CRONACA
Armando Dadò: "La vita appartiene a Dio, non all’uomo. Sì, ma questa è vita? No, non è più una vita. E allora per quale ragione prolungare le sofferenze di una persona?"
Il toccante editoriale dell'editore pubblicato sull'ultimo numero della rivista il Ceresio: "Sono stato in una casa per anziani a trovare una persona quasi novantenne, che conosco da una vita. Mi sono fermato un quarto d’ora, in piedi davanti al letto e mi sono fatto delle domande"

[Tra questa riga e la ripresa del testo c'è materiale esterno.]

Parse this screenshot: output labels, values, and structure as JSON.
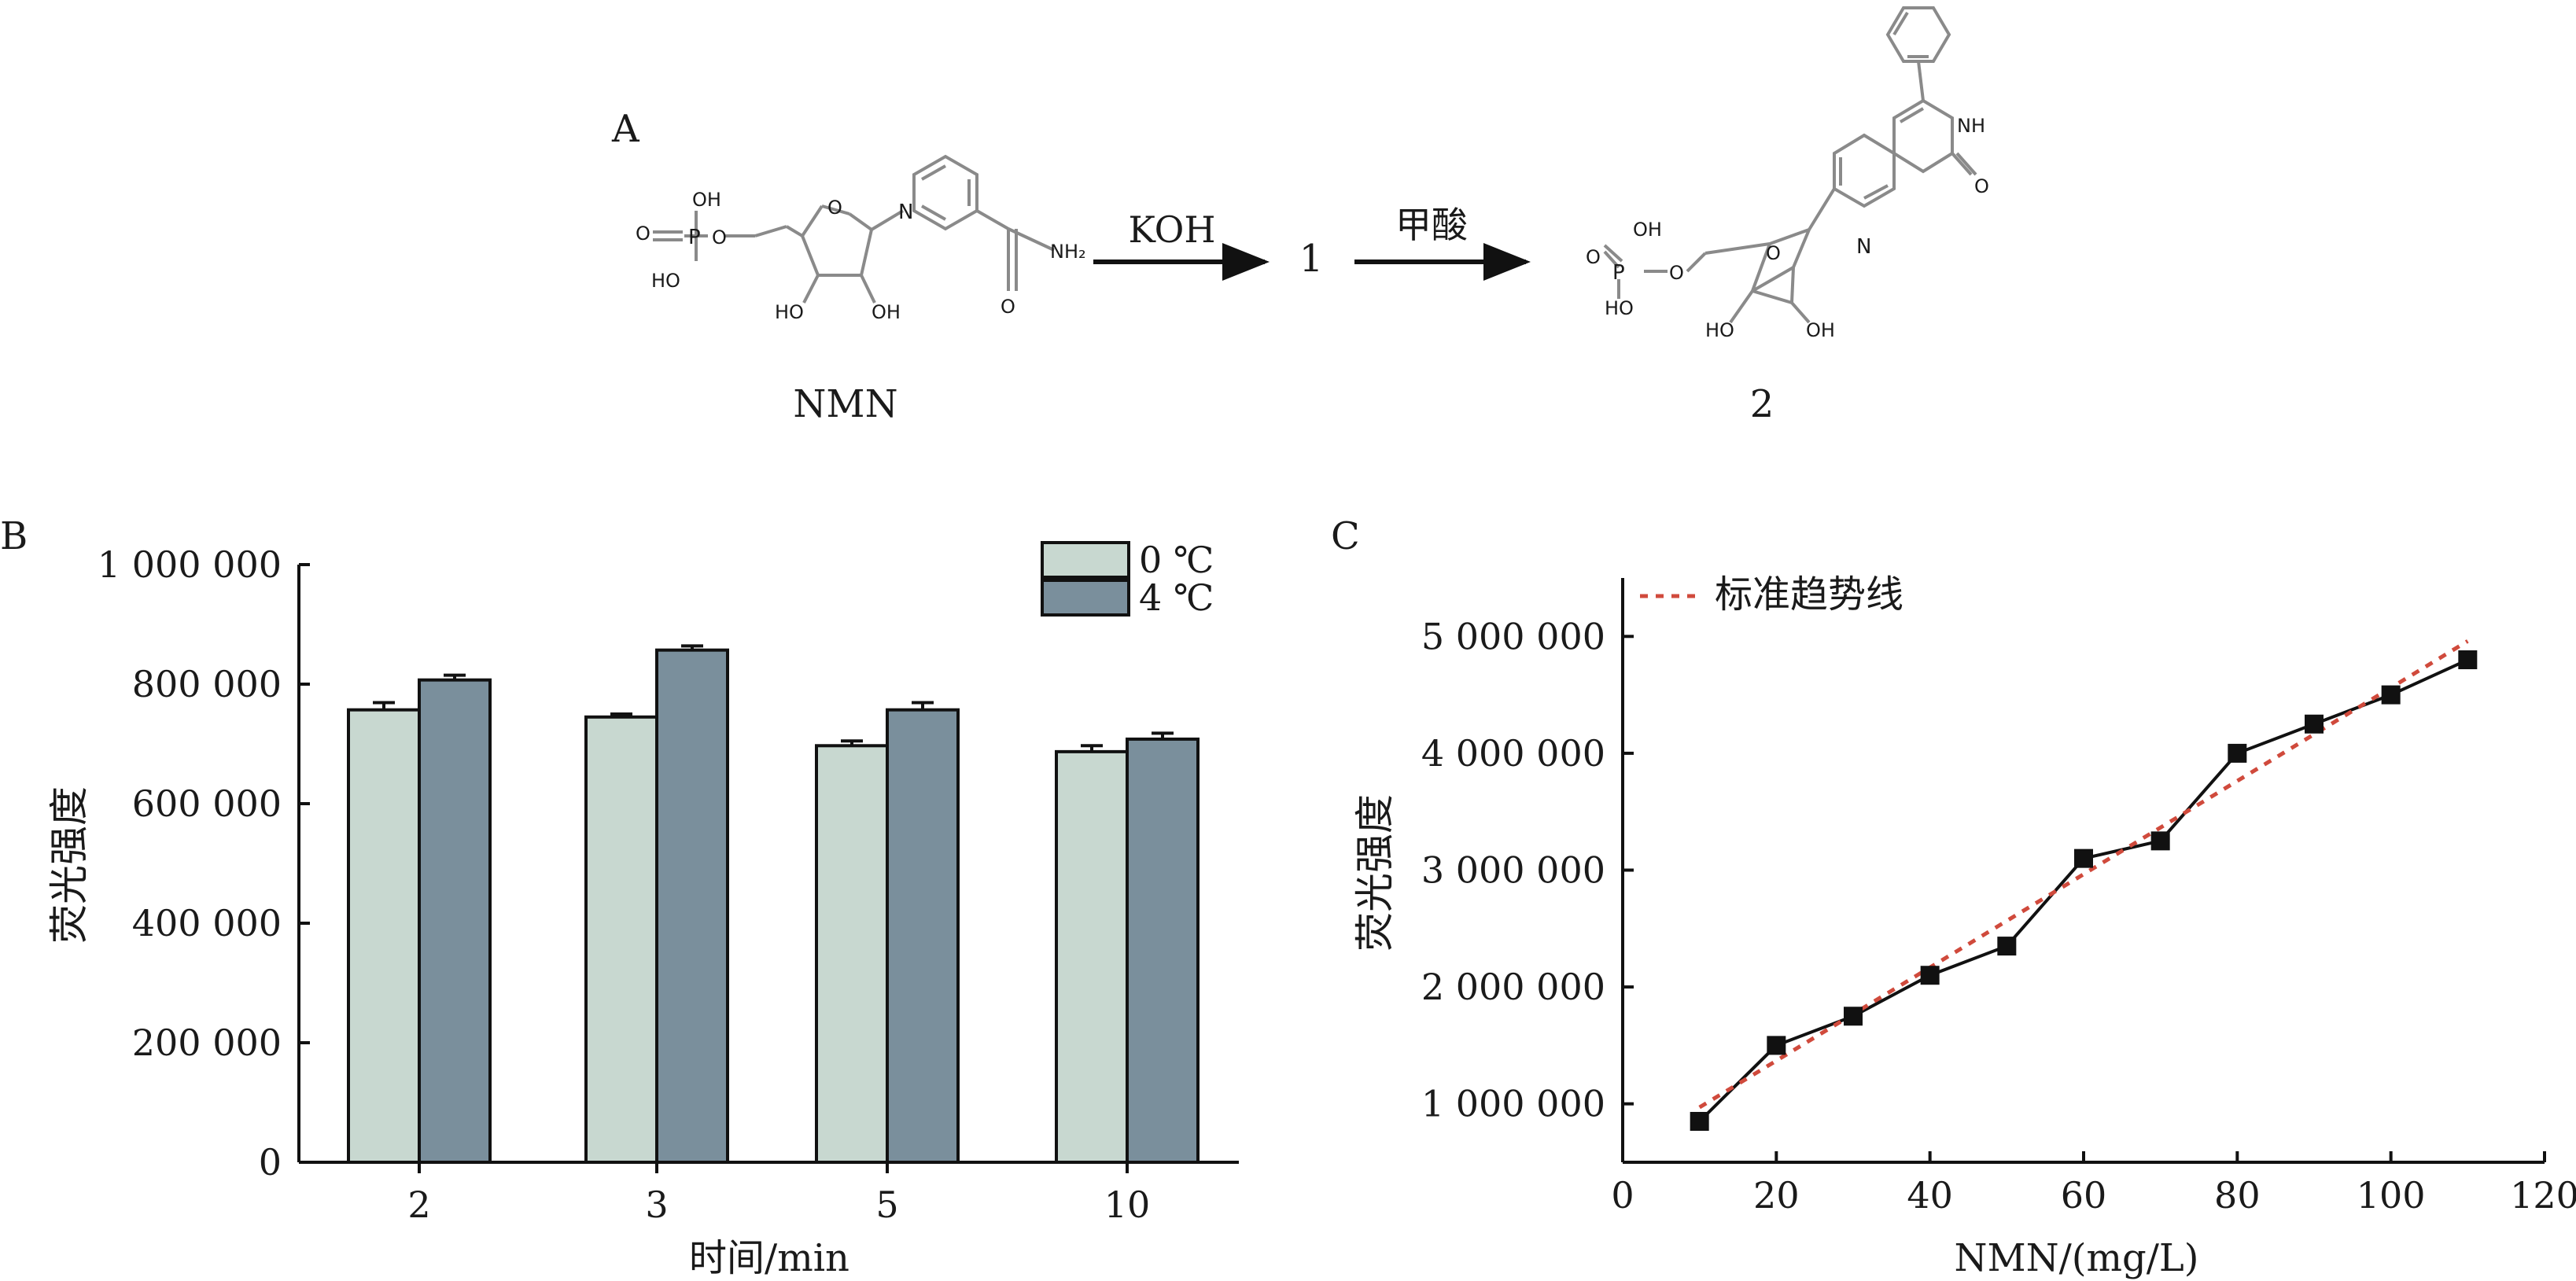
{
  "panels": {
    "a": {
      "label": "A"
    },
    "b": {
      "label": "B"
    },
    "c": {
      "label": "C"
    }
  },
  "scheme": {
    "reactant_name": "NMN",
    "step1_reagent": "KOH",
    "intermediate": "1",
    "step2_reagent": "甲酸",
    "product_name": "2",
    "atoms": {
      "oh": "OH",
      "ho": "HO",
      "o": "O",
      "p": "P",
      "n": "N",
      "nh2": "NH₂",
      "nh": "NH"
    }
  },
  "colors": {
    "bar_0c": "#c8d8d0",
    "bar_4c": "#7a8f9c",
    "line": "#111111",
    "trend": "#d04a3c",
    "oxygen": "#e05050",
    "phosphorus": "#e0a020",
    "nitrogen": "#3060d0",
    "bond": "#8a8a8a"
  },
  "chart_data": [
    {
      "type": "bar",
      "panel": "B",
      "categories": [
        "2",
        "3",
        "5",
        "10"
      ],
      "series": [
        {
          "name": "0 ℃",
          "values": [
            757000,
            745000,
            697000,
            687000
          ],
          "errors": [
            12000,
            5000,
            8000,
            10000
          ]
        },
        {
          "name": "4 ℃",
          "values": [
            807000,
            857000,
            757000,
            708000
          ],
          "errors": [
            8000,
            7000,
            12000,
            10000
          ]
        }
      ],
      "xlabel": "时间/min",
      "ylabel": "荧光强度",
      "ylim": [
        0,
        1000000
      ],
      "yticks": [
        0,
        200000,
        400000,
        600000,
        800000,
        1000000
      ],
      "ytick_labels": [
        "0",
        "200 000",
        "400 000",
        "600 000",
        "800 000",
        "1 000 000"
      ],
      "legend_placement": "top-right",
      "grid": false
    },
    {
      "type": "line",
      "panel": "C",
      "x": [
        10,
        20,
        30,
        40,
        50,
        60,
        70,
        80,
        90,
        100,
        110
      ],
      "series": [
        {
          "values": [
            850000,
            1500000,
            1750000,
            2100000,
            2350000,
            3100000,
            3250000,
            4000000,
            4250000,
            4500000,
            4800000
          ]
        },
        {
          "name": "标准趋势线",
          "style": "dotted",
          "x": [
            10,
            110
          ],
          "values": [
            970000,
            4960000
          ]
        }
      ],
      "xlabel": "NMN/(mg/L)",
      "ylabel": "荧光强度",
      "xlim": [
        0,
        120
      ],
      "ylim": [
        500000,
        5500000
      ],
      "xticks": [
        0,
        20,
        40,
        60,
        80,
        100,
        120
      ],
      "yticks": [
        1000000,
        2000000,
        3000000,
        4000000,
        5000000
      ],
      "ytick_labels": [
        "1 000 000",
        "2 000 000",
        "3 000 000",
        "4 000 000",
        "5 000 000"
      ],
      "legend_placement": "top-left",
      "grid": false
    }
  ]
}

© Ti-Press / Tatiana Scolari
di Armando Dadò*

 
Sono stato in una casa per anziani a trovare una persona quasi novantenne, che conosco da una vita. Mentre nel passato questi incontri erano occasioni festose di conversazione sui fatti del passato e dell’attualità, sulle persone che abbiamo conosciuto e sul ruolo che ognuna di loro ha avuto, quest’ultimo è stato penoso, quasi doloroso. 
 
Da qualche mese la persona visitata, ammalata oltre che vecchia, ha perso le capacità di ragionare e di esprimersi. Gli occhi chiusi, una lamentazione continua, una specie di invocazione al cielo, un susseguirsi di espressioni sconnesse. Mi sono fermato un quarto d’ora, in piedi davanti al letto e mi sono fatto delle domande. 
 
Se non ci fossero state la medicina e le cure mediche odierne, questa persona sarebbe già morta. Lasciando agire la natura, senza interventi esterni, non ci sarebbe più. La sua vita, d’altro canto, è stata piena e operosa: ha utilizzato i talenti che le sono stati dati e li ha fatti fruttificare per sé e per gli altri. 
 
Guardando in retrospettiva il cammino della vita, non tutto è sempre andato per il meglio. Alcuni errori si sarebbero potuti evitare. Altre cose avrebbero potuto essere fatte diversamente. Ma è un ragionamento che riguarda ognuno di noi e la partita è solo una; non ci è data l’occasione di ripeterla. Ora che le carte sono state giocate tutte, che senso ha trascinare penosamente un corpo che non è più una vita?
 
Il discorso è delicatissimo e può essere visto da diverse angolazioni. Contano la cultura, la formazione, la tradizione, la religione, il contesto famigliare e il momento storico. La vita appartiene a Dio, non all’uomo. Sì, ma questa è vita? No, non è più una vita. E allora per quale ragione prolungare le sofferenze di una persona a cui è venuta meno l’essenza di sé stessa, cioè la capacità di ragionare e di amare?
 
Pongo ovviamente solo delle domande, non so dare risposte né esprimere certezze. Ma non è un po’ comodo non porsi seriamente queste domande? Far finta di niente, che poi alla fine il problema si risolverà da solo? Non credo che guardare dall’altra parte sia giusto. 
 
Piuttosto c’è da chiedersi seriamente se dal profilo umano e da quello cristiano non si debba cercare il bene del prossimo. Ma nel caso specifico qual è il bene del prossimo? Pongo la domanda quasi con trepidazione: di fronte al mistero della vita le nostre risposte sono sempre in qualche modo insufficienti. Di fronte a un momento che segna il confine tra la vita e la morte, solo l’umiltà e la consapevolezza dei nostri limiti possono forse suggerirci qualche preziosa riflessione. Magari qualche risposta ci può arrivare non tanto dalla dottrina, dalla filosofia o dalla teologia, ma dal cuore. 
 
Mentre sto lasciando la camera con questi pensieri che mi frullano per la testa, incontro una giovane donna. Si tratta di un’infermiera non ancora ventenne, bella, con un sorriso splendente sul volto, che sta entrando nella stessa camera per avvicinarsi al letto dei lamenti. Si sarebbe occupata della persona giunta oramai alle ultime battute del cammino terreno. L’avrebbe nutrita, pulita, sistemata, avrebbe posato le sue mani morbide sul corpo macilento e lacrimevole dell’ammalata.
 
Per un momento mi fermo a osservare questo contrasto: da un lato un corpo consumato giunto oramai alle ultime battute, dall’altro un fiore di primavera splendente che si accosta sorridente e servizievole pronta a dare il suo aiuto. Ama il tuo prossimo come te stesso: così ci insegna il Vangelo. È quanto i miei occhi stavano osservando con commozione.